The term "1h of Income Tax Act" most likely refers to Section 206C(1H) of the Income Tax Act. This specific section was introduced by the Finance Act 2020 and became effective from October 1, 2020. It mandates that a seller who sells goods and whose total sales exceed Rs. 50 lakhs in a financial year must collect Tax Collected at Source (TCS) from the buyer. Key points about Section 206C(1H) are:
- Applicable if the seller's turnover in the preceding financial year exceeds Rs. 10 crore.

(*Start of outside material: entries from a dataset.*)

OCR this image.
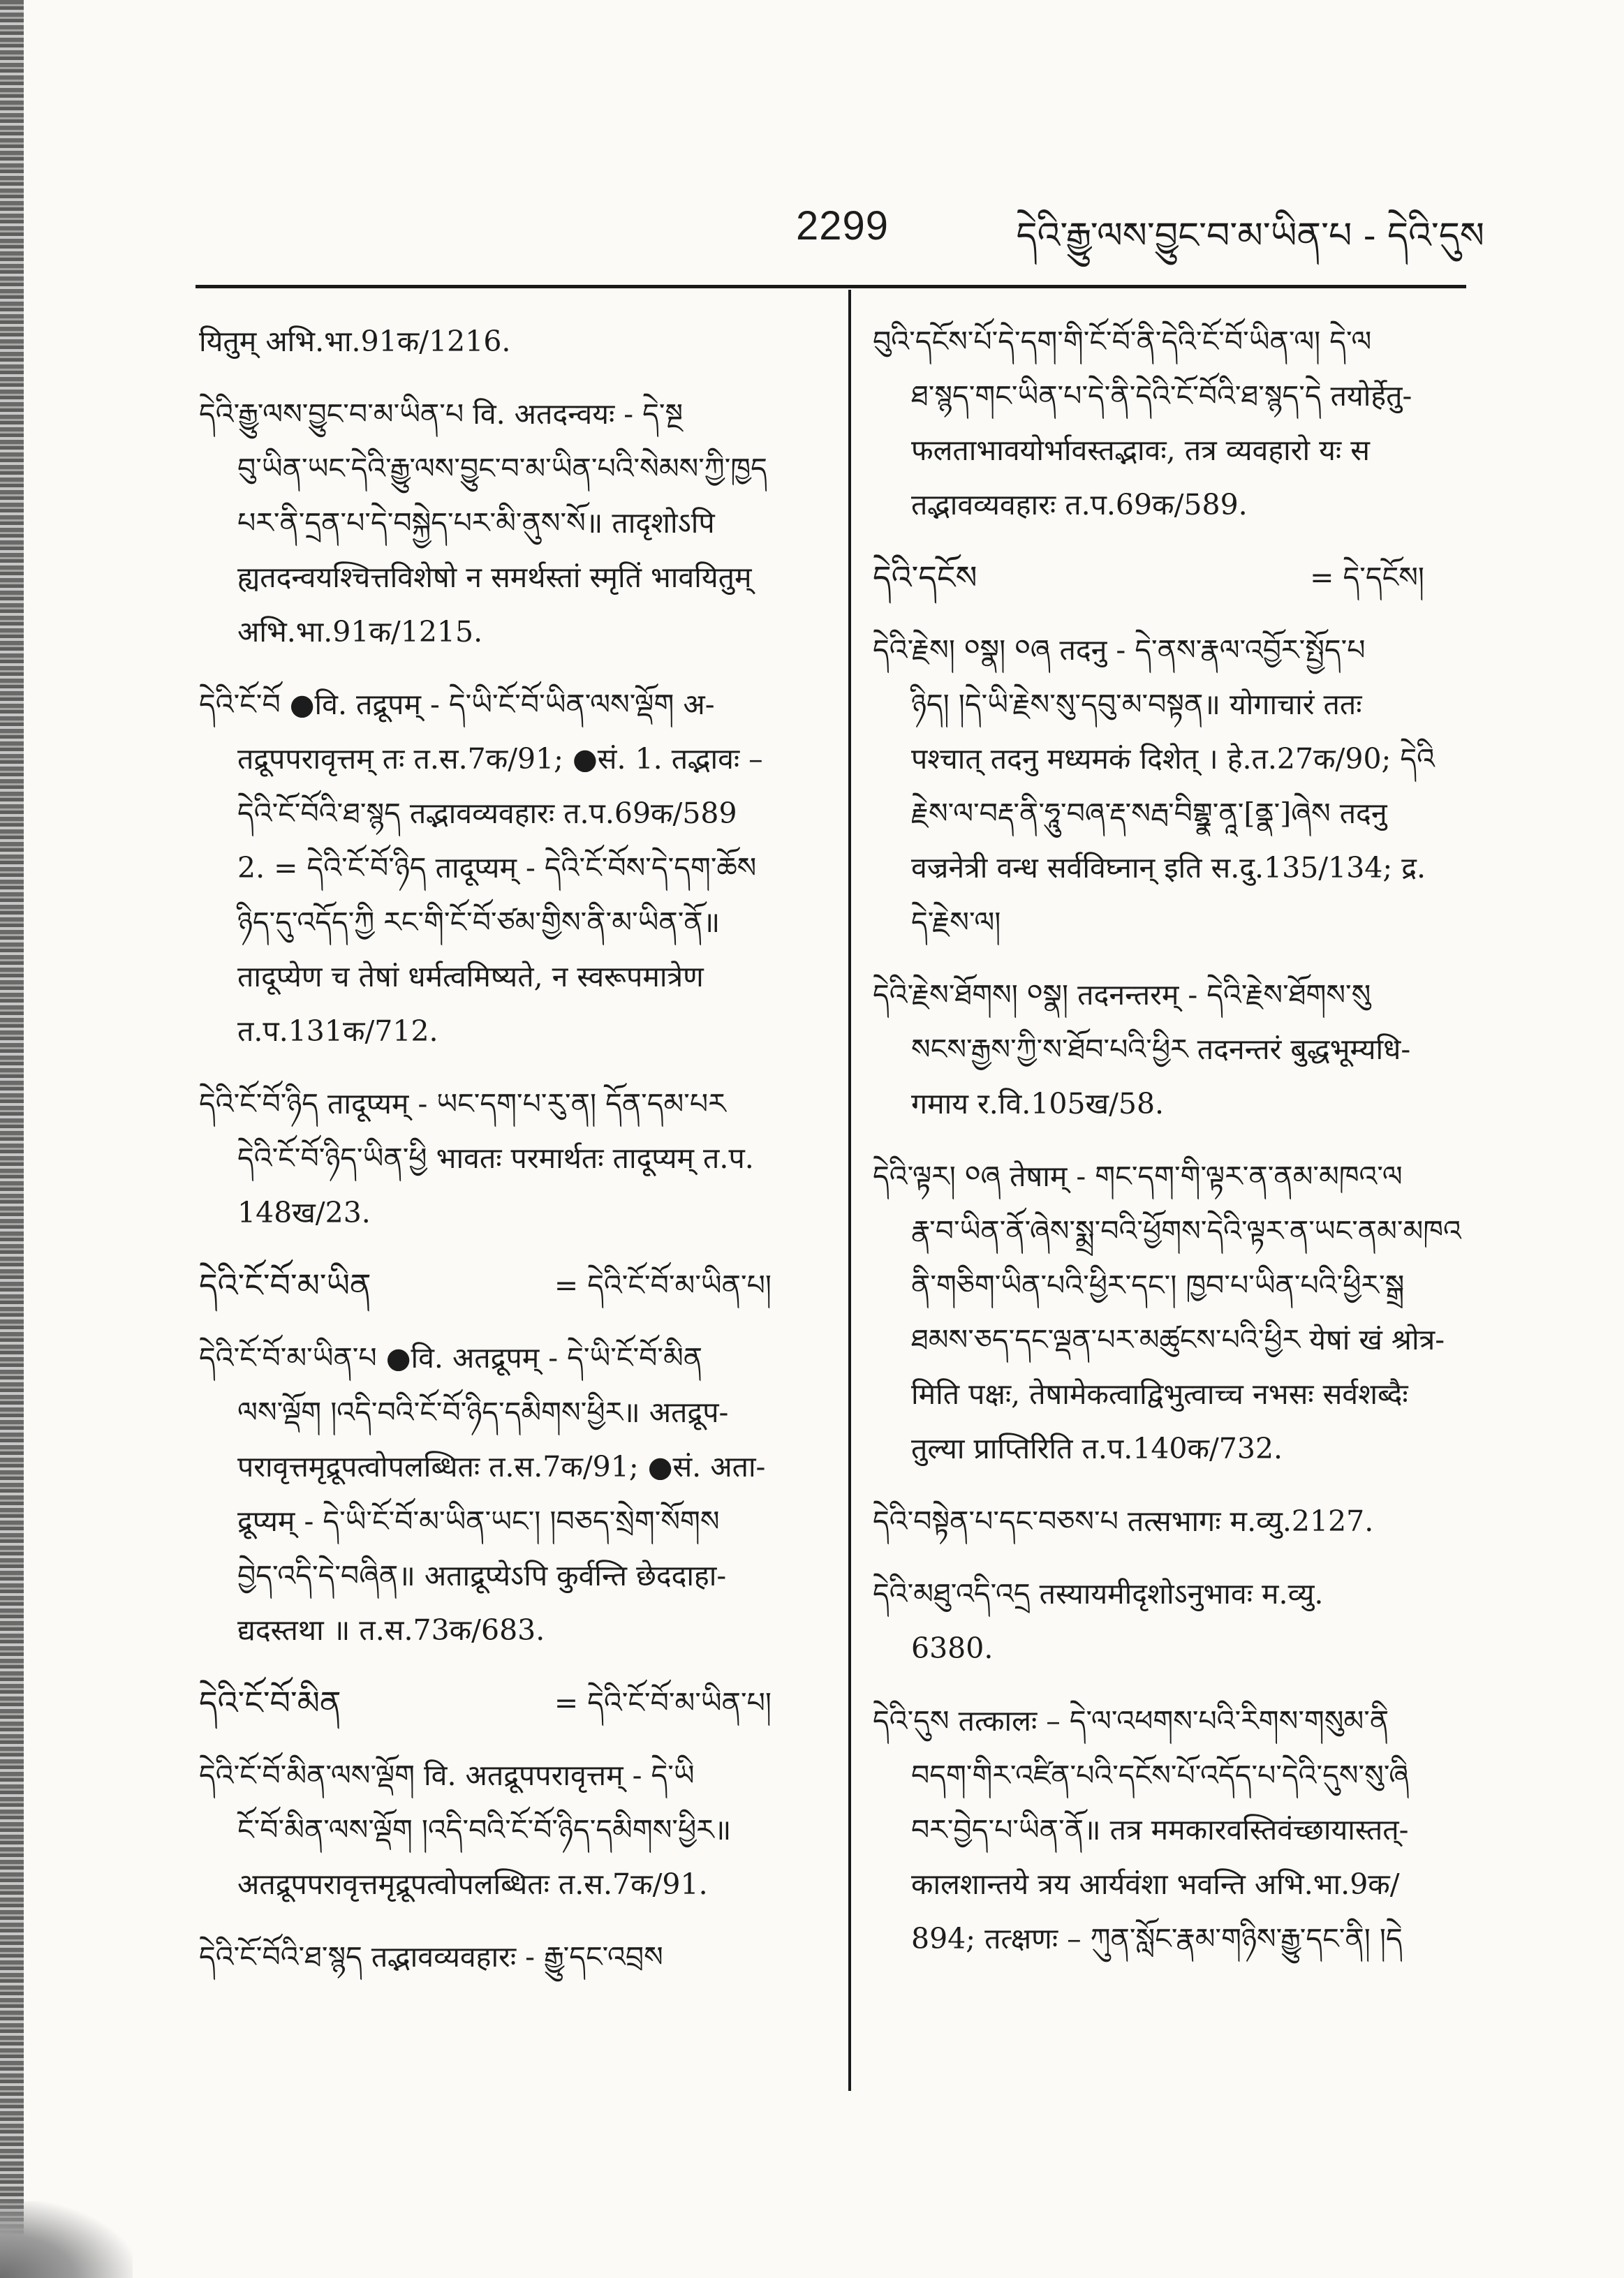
2299	དེའི་རྒྱུ་ལས་བྱུང་བ་མ་ཡིན་པ - དེའི་དུས
यितुम् अभि.भा.91क/1216.
དེའི་རྒྱུ་ལས་བྱུང་བ་མ་ཡིན་པ वि. अतदन्वयः - དེ་སྔ
བུ་ཡིན་ཡང་དེའི་རྒྱུ་ལས་བྱུང་བ་མ་ཡིན་པའི་སེམས་ཀྱི་ཁྱད
པར་ནི་དྲན་པ་དེ་བསྐྱེད་པར་མི་ནུས་སོ॥ तादृशोऽपि
ह्यतदन्वयश्चित्तविशेषो न समर्थस्तां स्मृतिं भावयितुम्
अभि.भा.91क/1215.
དེའི་ངོ་བོ ●वि. तद्रूपम् - དེ་ཡི་ངོ་བོ་ཡིན་ལས་ལྡོག अ-
तद्रूपपरावृत्तम् तः त.स.7क/91; ●सं. 1. तद्भावः –
དེའི་ངོ་བོའི་ཐ་སྙད तद्भावव्यवहारः त.प.69क/589
2. = དེའི་ངོ་བོ་ཉིད तादूप्यम् - དེའི་ངོ་བོས་དེ་དག་ཆོས
ཉིད་དུ་འདོད་ཀྱི རང་གི་ངོ་བོ་ཙམ་གྱིས་ནི་མ་ཡིན་ནོ॥
तादूप्येण च तेषां धर्मत्वमिष्यते, न स्वरूपमात्रेण
त.प.131क/712.
དེའི་ངོ་བོ་ཉིད तादूप्यम् - ཡང་དག་པ་རུ་ན། དོན་དམ་པར
དེའི་ངོ་བོ་ཉིད་ཡིན་ཕྱི भावतः परमार्थतः तादूप्यम् त.प.
148ख/23.
དེའི་ངོ་བོ་མ་ཡིན	= དེའི་ངོ་བོ་མ་ཡིན་པ།
དེའི་ངོ་བོ་མ་ཡིན་པ ●वि. अतद्रूपम् - དེ་ཡི་ངོ་བོ་མིན
ལས་ལྡོག །འདི་བའི་ངོ་བོ་ཉིད་དམིགས་ཕྱིར॥ अतद्रूप-
परावृत्तमृद्रूपत्वोपलब्धितः त.स.7क/91; ●सं. अता-
द्रूप्यम् - དེ་ཡི་ངོ་བོ་མ་ཡིན་ཡང་། །བཅད་སྲེག་སོགས
བྱེད་འདི་དེ་བཞིན॥ अताद्रूप्येऽपि कुर्वन्ति छेददाहा-
द्यदस्तथा ॥ त.स.73क/683.
དེའི་ངོ་བོ་མིན	= དེའི་ངོ་བོ་མ་ཡིན་པ།
དེའི་ངོ་བོ་མིན་ལས་ལྡོག वि. अतद्रूपपरावृत्तम् - དེ་ཡི
ངོ་བོ་མིན་ལས་ལྡོག །འདི་བའི་ངོ་བོ་ཉིད་དམིགས་ཕྱིར॥
अतद्रूपपरावृत्तमृद्रूपत्वोपलब्धितः त.स.7क/91.
དེའི་ངོ་བོའི་ཐ་སྙད तद्भावव्यवहारः - རྒྱུ་དང་འབྲས
བུའི་དངོས་པོ་དེ་དག་གི་ངོ་བོ་ནི་དེའི་ངོ་བོ་ཡིན་ལ། དེ་ལ
ཐ་སྙད་གང་ཡིན་པ་དེ་ནི་དེའི་ངོ་བོའི་ཐ་སྙད་དེ तयोर्हेतु-
फलताभावयोर्भावस्तद्भावः, तत्र व्यवहारो यः स
तद्भावव्यवहारः त.प.69क/589.
དེའི་དངོས	= དེ་དངོས།
དེའི་རྗེས། ༠སྣ། ༠ཞ तदनु - དེ་ནས་རྣལ་འབྱོར་སྤྱོད་པ
ཉིད། །དེ་ཡི་རྗེས་སུ་དབུ་མ་བསྟན॥ योगाचारं ततः
पश्चात् तदनु मध्यमकं दिशेत् । हे.त.27क/90; དེའི
རྗེས་ལ་བརྡ་ནི་ཧཱུ་བཞ་རྡ་སརྦ་བིགྷྣ་ནཱ་[ནྣ་]ཞེས तदनु
वज्रनेत्री वन्ध सर्वविघ्नान् इति स.दु.135/134; द्र.
དེ་རྗེས་ལ།
དེའི་རྗེས་ཐོགས། ༠སྣ། तदनन्तरम् - དེའི་རྗེས་ཐོགས་སུ
སངས་རྒྱས་ཀྱི་ས་ཐོབ་པའི་ཕྱིར तदनन्तरं बुद्धभूम्यधि-
गमाय र.वि.105ख/58.
དེའི་ལྟར། ༠ཞ तेषाम् - གང་དག་གི་ལྟར་ན་ནམ་མཁའ་ལ
རྣ་བ་ཡིན་ནོ་ཞེས་སྨྲ་བའི་ཕྱོགས་དེའི་ལྟར་ན་ཡང་ནམ་མཁའ
ནི་གཅིག་ཡིན་པའི་ཕྱིར་དང་། ཁྱབ་པ་ཡིན་པའི་ཕྱིར་སྒྲ
ཐམས་ཅད་དང་ལྡན་པར་མཚུངས་པའི་ཕྱིར येषां खं श्रोत्र-
मिति पक्षः, तेषामेकत्वाद्विभुत्वाच्च नभसः सर्वशब्दैः
तुल्या प्राप्तिरिति त.प.140क/732.
དེའི་བསྟེན་པ་དང་བཅས་པ तत्सभागः म.व्यु.2127.
དེའི་མཐུ་འདི་འདྲ तस्यायमीदृशोऽनुभावः म.व्यु.
6380.
དེའི་དུས तत्कालः – དེ་ལ་འཕགས་པའི་རིགས་གསུམ་ནི
བདག་གིར་འཛིན་པའི་དངོས་པོ་འདོད་པ་དེའི་དུས་སུ་ཞི
བར་བྱེད་པ་ཡིན་ནོ॥ तत्र ममकारवस्तिवंच्छायास्तत्-
कालशान्तये त्रय आर्यवंशा भवन्ति अभि.भा.9क/
894; तत्क्षणः – ཀུན་སློང་རྣམ་གཉིས་རྒྱུ་དང་ནི། །དེ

- TCS is collected at a rate of 0.1% on the amount of consideration received exceeding Rs. 50 lakhs from a single buyer in a financial year.
- If the buyer does not provide a PAN or Aadhaar, the TCS rate increases to 1%.
- This provision aims to monitor high-value transactions and combat tax evasion.
- The seller collects the TCS at the time of receipt of payment and deposits it with the government.
Section 206C(1H) applies to all sellers including individuals, firms, companies, etc., engaged in selling goods. Certain goods and transactions, like exports and items covered under other TCS provisions, are excluded. This section is part of the broader Income Tax Act, 1961 framework but also is retained under the updated Income Tax Act 2025 set to come into effect from April 1, 2026, which aims at simplifying and modernizing the tax code in India. For an overview of the specific obligations under Section 206C(1H) and the impact on buyers and sellers, see the detailed explanations above. For context on the Income Tax Act 2025 which will carry forward and update this provision, see summaries from recent notifications.